Wie kann ich bei Google Maps einen Export meiner gewünschten Route oder meines Ziels durchführen?
- Einführung in Google Maps und die Exportmöglichkeiten
- Ziele definieren – Was bedeutet Want to Go bei Google Maps?
- Exportieren von Google Maps Daten – Was ist möglich?
- 1. Nutzung von Google Takeout
- 2. Manuelles Exportieren oder Nutzen von Drittanbieter-Tools
- Häufige Anwendungsfälle für den Export von Google Maps Zielen
- Fazit
Einführung in Google Maps und die Exportmöglichkeiten
Google Maps ist ein vielseitiger und weit verbreiteter Dienst zur Navigation und Kartendarstellung. Viele Nutzer möchten nicht nur ihre Wunschziele suchen und anzeigen lassen, sondern diese Informationen auch exportieren, um sie beispielsweise offline zu nutzen oder in anderen Anwendungen weiterzuverarbeiten. Doch wie genau funktioniert der Export von Zielen oder Routen aus Google Maps? Dies erläutern wir im Folgenden ausführlich.
Ziele definieren – Was bedeutet Want to Go bei Google Maps?
Nutzer können in Google Maps Orte markieren, an denen sie in Zukunft gerne hinmöchten. Diese Funktion wird häufig mit Want to go oder Möchte besuchen bezeichnet und ermöglicht es, besondere Ziele in Listen zu speichern. Diese Zielorte werden in der App oder im Browser gespeichert und dienen als persönliche Sammlung. Allerdings bietet Google Maps keine direkte Exportfunktion für diese Listen im Standardformat an.
Exportieren von Google Maps Daten – Was ist möglich?

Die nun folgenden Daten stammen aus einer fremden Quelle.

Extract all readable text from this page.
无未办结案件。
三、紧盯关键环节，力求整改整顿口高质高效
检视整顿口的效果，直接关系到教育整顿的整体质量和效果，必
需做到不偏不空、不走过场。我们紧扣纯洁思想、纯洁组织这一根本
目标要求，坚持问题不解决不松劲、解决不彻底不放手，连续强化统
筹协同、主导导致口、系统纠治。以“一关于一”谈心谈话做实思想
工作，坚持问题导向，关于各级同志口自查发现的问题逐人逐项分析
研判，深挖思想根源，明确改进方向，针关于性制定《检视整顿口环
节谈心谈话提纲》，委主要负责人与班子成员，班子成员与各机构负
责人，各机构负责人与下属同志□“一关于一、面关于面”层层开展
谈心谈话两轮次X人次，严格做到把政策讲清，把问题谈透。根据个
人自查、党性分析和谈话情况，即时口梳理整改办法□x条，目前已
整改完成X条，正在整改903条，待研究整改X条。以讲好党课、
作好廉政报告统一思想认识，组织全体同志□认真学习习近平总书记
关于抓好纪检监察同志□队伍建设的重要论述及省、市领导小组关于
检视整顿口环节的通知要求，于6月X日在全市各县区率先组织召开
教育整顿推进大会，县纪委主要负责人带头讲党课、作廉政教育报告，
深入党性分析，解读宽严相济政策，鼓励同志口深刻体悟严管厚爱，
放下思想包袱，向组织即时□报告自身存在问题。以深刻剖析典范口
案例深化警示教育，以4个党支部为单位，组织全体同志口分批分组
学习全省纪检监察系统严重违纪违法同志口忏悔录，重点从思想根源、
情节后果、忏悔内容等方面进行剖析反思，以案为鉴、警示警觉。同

Google Maps selbst erlaubt keinen direkten Export von Adressen oder Listen wie Want to Go in Form von Dateien wie CSV oder KML aus der Nutzeroberfläche heraus. Die Daten bleiben meist in der Google Cloud und sind über das Konto abrufbar. Um Daten dennoch zu exportieren, gibt es zwei verbreitete Ansätze: Die Nutzung von Google Takeout und das manuelle Exportieren.
1. Nutzung von Google Takeout
Google Takeout ist ein offizielles Tool von Google, mit dem Nutzer eine Sicherung ihrer Google-Daten anfordern können. In diesem Rahmen können auch gespeicherte Google Maps-Daten, wie gespeicherte Orte und Listen, heruntergeladen werden. Der Export erfolgt meist als JSON-Datei, welche mit speziellen Programmen oder Konvertern weiterverarbeitet werden kann.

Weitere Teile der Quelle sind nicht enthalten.